Since 2018, the New York State Department of Financial Services has required boards or senior officers to submit
an annual “compliance finding” that certifies the effectiveness of an institution’s transaction monitoring and sanctions filtering programs.
Taking this a step further, the
DoJ announced in 2022 that it was considering a requirement for chief executives and chief compliance officers to certify the design and implementation of their compliance program. With continued geopolitical tensions as the war in Ukraine drags on, the
potential cost of a compliance failure is only going to increase.
The regulation of models comes under these broad requirements for effective risk controls. While the approach that banks take to evaluate models will vary on a case-by-case basis, the general principles apply equally.
Similarly, the frequency of model evaluation should be determined using a risk-based approach, typically prompted by any significant changes to the institution’s risk profile, such as a merger or acquisition, or expansion into new products, services, customer
types or geographic areas. However, regulators increasingly expect models to be evaluated as often as every 12-18 months.
Model evaluation challenges
Rule-based models are being asked to do much more as the nature and volume of financial transactions has evolved. As new threats have emerged, models have become more and more complex (though not more effective). Unfortunately, many are not up to the task.

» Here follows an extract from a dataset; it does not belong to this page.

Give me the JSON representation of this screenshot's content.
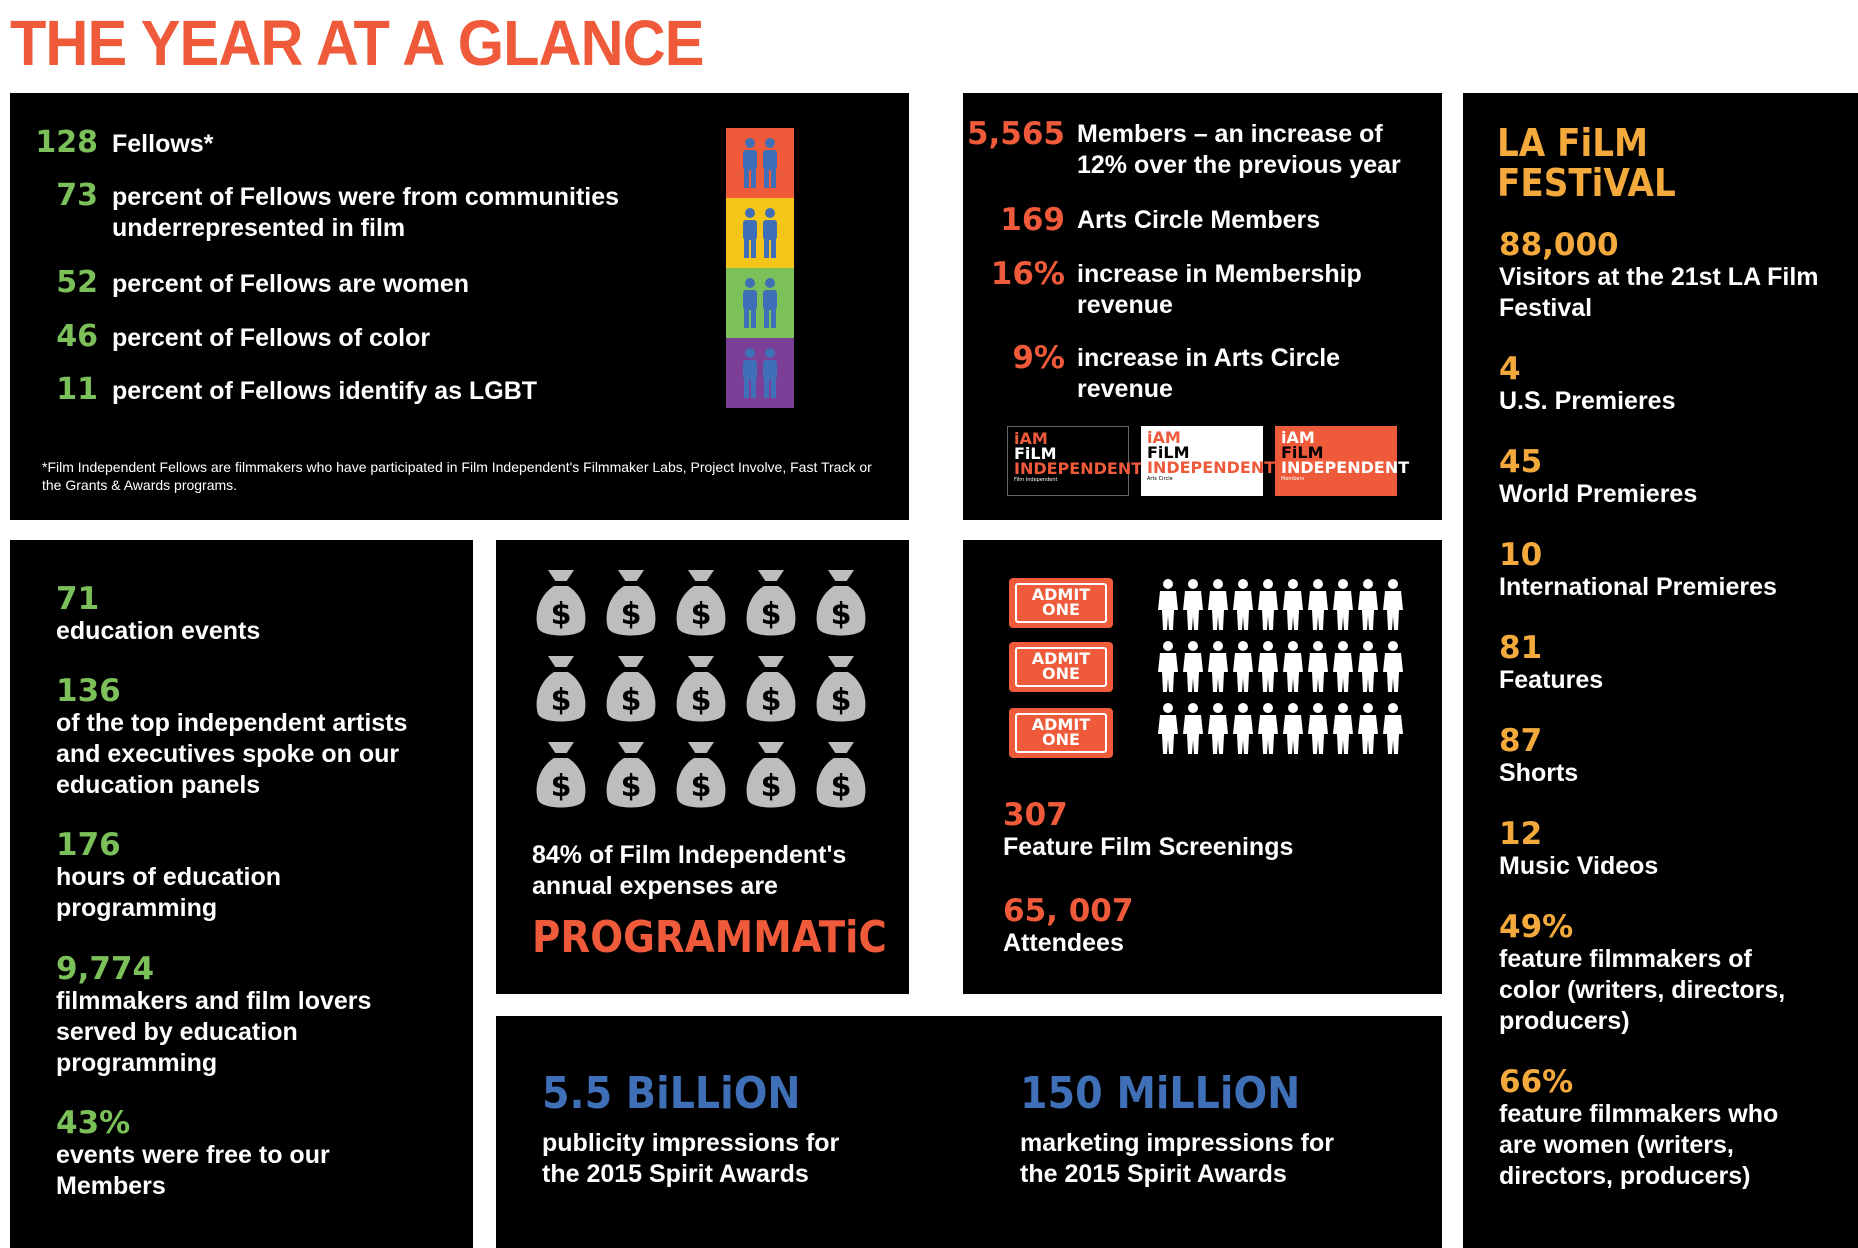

In many cases, the model has become a confusing black box that few people within the institution understand. Over the years, changes to data feeds, scenario logic, system functions, and staffing can mean that documentation explaining how the model works
is incomplete or inaccurate. All of this can make evaluation very difficult for smaller banks. A first-time assessment will almost certainly be time-consuming and costly, and possibly flawed.
However, the challenges are not going away. Changes in consumer behavior, which accelerated during the pandemic, are here to stay. Banks and FIs have digitized their operations, vastly increasing their range of online services and payment methods. Consumers
are also showing greater willingness to switch to challenger banks with digital-first business models.

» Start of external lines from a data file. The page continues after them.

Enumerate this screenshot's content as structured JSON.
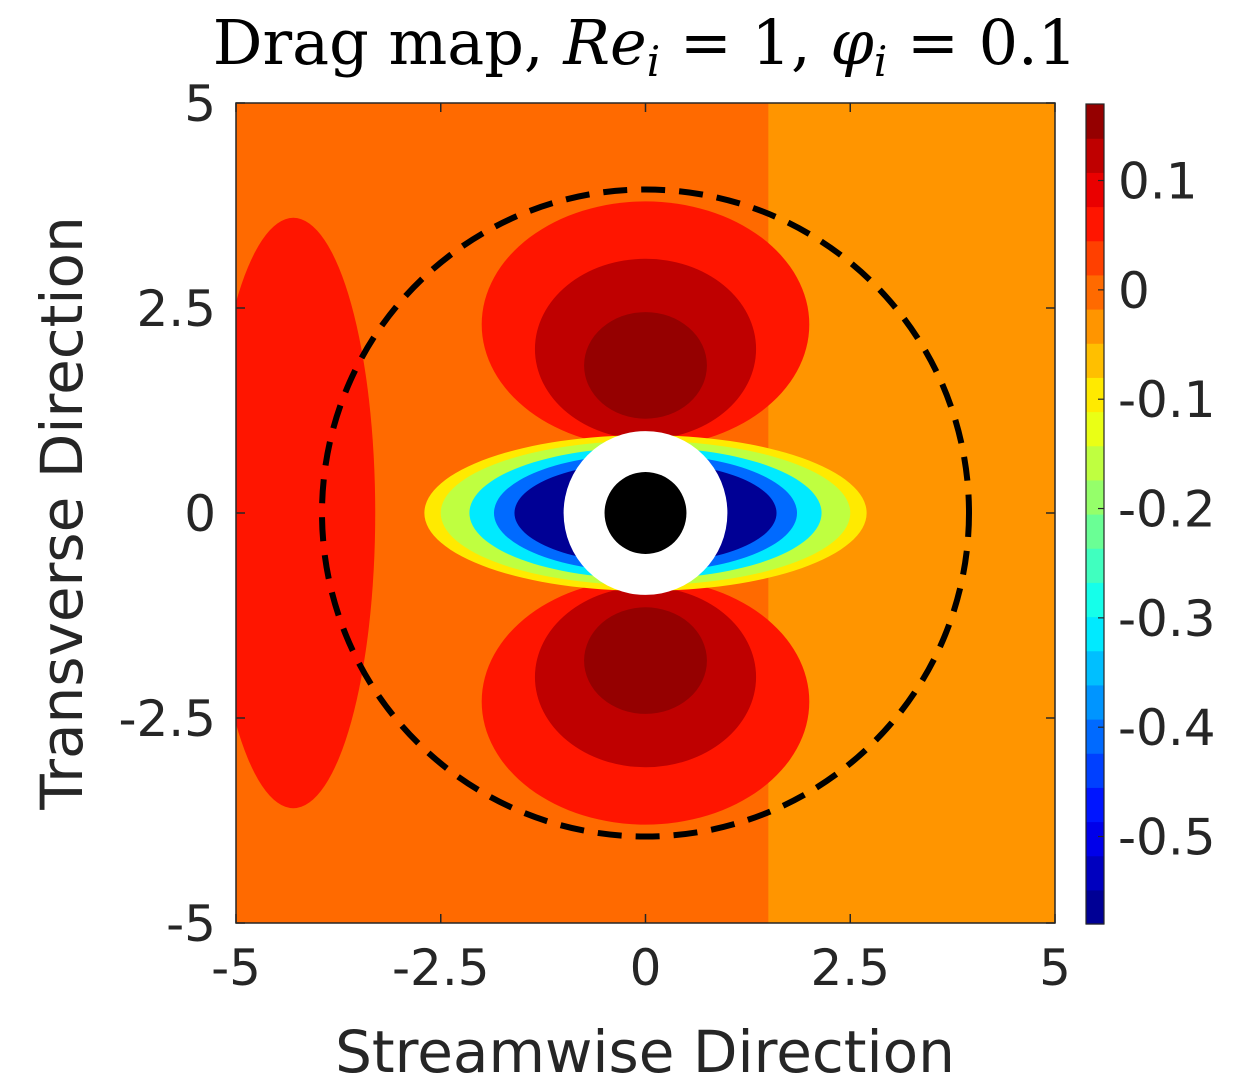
{
  "chart_data": {
    "type": "heatmap",
    "subtype": "filled-contour",
    "title": {
      "prefix": "Drag map, ",
      "re_symbol": "Re",
      "re_sub": "i",
      "re_value": " = 1, ",
      "phi_symbol": "φ",
      "phi_sub": "i",
      "phi_value": " = 0.1"
    },
    "xlabel": "Streamwise Direction",
    "ylabel": "Transverse Direction",
    "xlim": [
      -5,
      5
    ],
    "ylim": [
      -5,
      5
    ],
    "x_ticks": [
      -5,
      -2.5,
      0,
      2.5,
      5
    ],
    "x_tick_labels": [
      "-5",
      "-2.5",
      "0",
      "2.5",
      "5"
    ],
    "y_ticks": [
      -5,
      -2.5,
      0,
      2.5,
      5
    ],
    "y_tick_labels": [
      "-5",
      "-2.5",
      "0",
      "2.5",
      "5"
    ],
    "colorbar": {
      "range": [
        -0.58,
        0.17
      ],
      "ticks": [
        0.1,
        0,
        -0.1,
        -0.2,
        -0.3,
        -0.4,
        -0.5
      ],
      "tick_labels": [
        "0.1",
        "0",
        "-0.1",
        "-0.2",
        "-0.3",
        "-0.4",
        "-0.5"
      ],
      "levels": 24,
      "colormap": "jet"
    },
    "background_value": 0.0,
    "regions": [
      {
        "name": "left-wake-band",
        "cx": -4.3,
        "cy": 0,
        "rx": 1.0,
        "ry": 3.6,
        "value": 0.05
      },
      {
        "name": "upper-lobe-outer",
        "cx": 0,
        "cy": 2.3,
        "rx": 2.0,
        "ry": 1.5,
        "value": 0.07
      },
      {
        "name": "upper-lobe-mid",
        "cx": 0,
        "cy": 2.0,
        "rx": 1.35,
        "ry": 1.1,
        "value": 0.11
      },
      {
        "name": "upper-lobe-core",
        "cx": 0,
        "cy": 1.8,
        "rx": 0.75,
        "ry": 0.65,
        "value": 0.15
      },
      {
        "name": "lower-lobe-outer",
        "cx": 0,
        "cy": -2.3,
        "rx": 2.0,
        "ry": 1.5,
        "value": 0.07
      },
      {
        "name": "lower-lobe-mid",
        "cx": 0,
        "cy": -2.0,
        "rx": 1.35,
        "ry": 1.1,
        "value": 0.11
      },
      {
        "name": "lower-lobe-core",
        "cx": 0,
        "cy": -1.8,
        "rx": 0.75,
        "ry": 0.65,
        "value": 0.15
      },
      {
        "name": "side-yellow",
        "cx": 0,
        "cy": 0,
        "rx": 2.7,
        "ry": 0.95,
        "value": -0.1
      },
      {
        "name": "side-yellow-green",
        "cx": 0,
        "cy": 0,
        "rx": 2.5,
        "ry": 0.88,
        "value": -0.15
      },
      {
        "name": "side-cyan",
        "cx": 0,
        "cy": 0,
        "rx": 2.15,
        "ry": 0.8,
        "value": -0.3
      },
      {
        "name": "side-light-blue",
        "cx": 0,
        "cy": 0,
        "rx": 1.85,
        "ry": 0.72,
        "value": -0.4
      },
      {
        "name": "side-dark-blue",
        "cx": 0,
        "cy": 0,
        "rx": 1.6,
        "ry": 0.62,
        "value": -0.55
      }
    ],
    "annotations": {
      "excluded_radius": 1.0,
      "particle_radius": 0.5,
      "dashed_circle_radius": 3.95
    }
  }
}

These changes have created more vulnerabilities. Competitive pressures are putting compliance budgets under pressure, while the expansion of online services has created more opportunities for AML failures. To keep up, FIs need to respond quickly and flexibly
to new threats.
Better model evaluation with Automated Machine Learning
This process of model evaluation can be optimized using automated machine learning (AutoML). This allows models to be evaluated continuously (or on short cycles) with a standardized process, which leads to higher quality evaluations. By contrast, the manual
approach is slow and very error prone.
AutoML models take huge sets of data, learn from the behaviors encoded in that data and reveal patterns that indicate evidence of money laundering. The rapidly changing landscape of AML regulations, in combination with the growing number of transactions
and customers, leaves almost no room for a traditional manual project-by-project approach. That is why the industry is increasingly looking at a more disruptive approach: models that are trained with customers' good behavior. The results of this non-traditional
method in combination with AutoML let banks adapt to the new reality and stay ahead of almost any new criminal pattern.